4. The ST-Model in Genome-Wide Association Studies: a case study
In order to show that the ST-Model can be useful to model molecular medicine research in general, and GWAS in particular, here we apply it to the well-known Wellcome Trust Case-Control Consortium (WTCCC) study, a large scale association study that has collected and genotyped samples on 14,000 subjects, affected by one of seven common diseases, and on 3,000 controls [32]. In this section, we will detail each phase of this study using the conceptual framework provided by the ST-Model.
Abstraction
As previously described, the initial phase of a GWAS analysis consists in abstracting the raw data into a set of “usable” problem variables. This requires a precise definition of the phenotype, and a thorough data collection and validation process. In the WTCCC study, quality control analysis was performed on the overall data set (17,000 subjects and 3,000 controls), leading to the exclusion of approximately 8% of the available SNPs and of around 800 patients. The control groups, population structures and substructures, and effects of geographical variation were also analyzed to avoid confounders.
Abduction
The hypothesis space was generated by running a set of statistical association tests. Both standard statistical analysis (trend and genotype test) and Bayesian approaches (Bayes factor calculation) were applied. The result is a collection of SNPs that are determined to be significantly associated with membership in the case or control groups.
Ranking
It is interesting to note that different ranking strategies were applied to the hypotheses. SNPs were initially ranked on the basis of their p-values (or of their Bayes Factor), also taking the statistical power of the association tests into consideration. In a second stage, a higher ranking was assigned to SNPs belonging to clusters of correlated, statistically significant SNPs.
Deduction/Induction
To start, other published studies were searched to confirm or rule-out the hypotheses so far generated. In particular, the first search was aimed at determining whether the top-ranked SNPs were already known to be associated with the diseases under study. The following steps are described as follows in the WTCCC report: “…assessments on the basis of positional candidacy carry considerable weight, and, as we show, these already allow us, for selected diseases, to highlight pathways and mechanisms of particular interest. Naturally, extensive re-sequencing and fine-mapping work, followed by functional studies will be required before such inferences can be translated into robust statements about the molecular and physiological mechanisms involved” [32]. In other words, in this case the reasoning process proceeds by identifying the potential functional implications of each candidate SNP, on the basis of background knowledge retrieved from the available repositories. The induction phase then uses evidence from the literature and the data available in knowledge-bases to affect the ranking of the hypotheses or even, when sufficient knowledge is available, to rule some of them out entirely.

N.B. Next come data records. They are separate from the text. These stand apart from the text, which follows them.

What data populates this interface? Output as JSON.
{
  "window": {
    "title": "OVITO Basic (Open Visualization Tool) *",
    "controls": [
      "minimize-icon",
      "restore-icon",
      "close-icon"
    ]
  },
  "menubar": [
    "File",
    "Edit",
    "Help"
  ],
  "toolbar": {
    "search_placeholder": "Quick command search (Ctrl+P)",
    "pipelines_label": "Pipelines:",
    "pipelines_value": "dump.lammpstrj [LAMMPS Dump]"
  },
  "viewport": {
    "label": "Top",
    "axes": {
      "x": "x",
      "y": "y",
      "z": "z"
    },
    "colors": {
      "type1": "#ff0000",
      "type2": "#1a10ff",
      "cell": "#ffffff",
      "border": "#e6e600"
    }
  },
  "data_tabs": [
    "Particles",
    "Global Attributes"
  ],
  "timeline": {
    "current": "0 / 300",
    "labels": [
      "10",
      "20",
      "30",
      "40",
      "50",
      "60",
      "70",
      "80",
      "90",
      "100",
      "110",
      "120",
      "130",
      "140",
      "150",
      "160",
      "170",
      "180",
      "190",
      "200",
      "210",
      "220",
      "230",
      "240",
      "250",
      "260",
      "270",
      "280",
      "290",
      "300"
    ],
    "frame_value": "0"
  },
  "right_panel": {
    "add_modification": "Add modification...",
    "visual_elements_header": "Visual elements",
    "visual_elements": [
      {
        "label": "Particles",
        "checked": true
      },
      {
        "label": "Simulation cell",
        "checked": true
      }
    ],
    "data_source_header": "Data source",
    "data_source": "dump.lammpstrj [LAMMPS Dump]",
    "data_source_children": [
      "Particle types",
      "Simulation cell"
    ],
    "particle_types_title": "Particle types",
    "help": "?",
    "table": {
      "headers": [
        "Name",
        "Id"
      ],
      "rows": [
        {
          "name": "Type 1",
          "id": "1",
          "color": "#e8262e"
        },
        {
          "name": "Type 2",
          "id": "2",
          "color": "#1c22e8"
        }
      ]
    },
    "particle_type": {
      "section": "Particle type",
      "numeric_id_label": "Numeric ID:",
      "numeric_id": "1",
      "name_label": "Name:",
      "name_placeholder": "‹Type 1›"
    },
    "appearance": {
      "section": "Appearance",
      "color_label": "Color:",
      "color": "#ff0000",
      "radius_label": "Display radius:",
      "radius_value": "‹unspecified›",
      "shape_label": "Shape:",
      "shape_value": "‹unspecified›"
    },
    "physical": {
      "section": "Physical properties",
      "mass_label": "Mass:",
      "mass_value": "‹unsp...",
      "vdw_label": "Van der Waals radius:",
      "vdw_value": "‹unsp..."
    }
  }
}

To better exemplify the application of the ST-Model to the WTCCC study, we focus here on the results obtained for Type 2 Diabetes Mellitus (T2D). We will concentrate in particular on the ranking, deduction, and induction steps, which require knowledge-based analysis (see Figure 5).
The first task in the analysis consisted in checking whether the selected SNPs were related to three gene variants known to be diabetes-related: PPARG (Peroxisomal Proliferative Activated Receptor Gamma; P12A102), KCNJ11 (the inwardly-rectifying Kir6.2 component of the pancreatic beta-cell KATP channel) and TCF7L2 (transcription factor 7-like 2). In this case, a cluster of SNPs related to TCF7L2 gave the strongest association signal for T2D. The hypothesis set was also found to contain SNPs in close proximity with a SNP that had previously been shown to be highly associated with diabetes, but that was not present on the microarray platform used in the study. This shows how hypothesis ranking can be affected by the available domain knowledge.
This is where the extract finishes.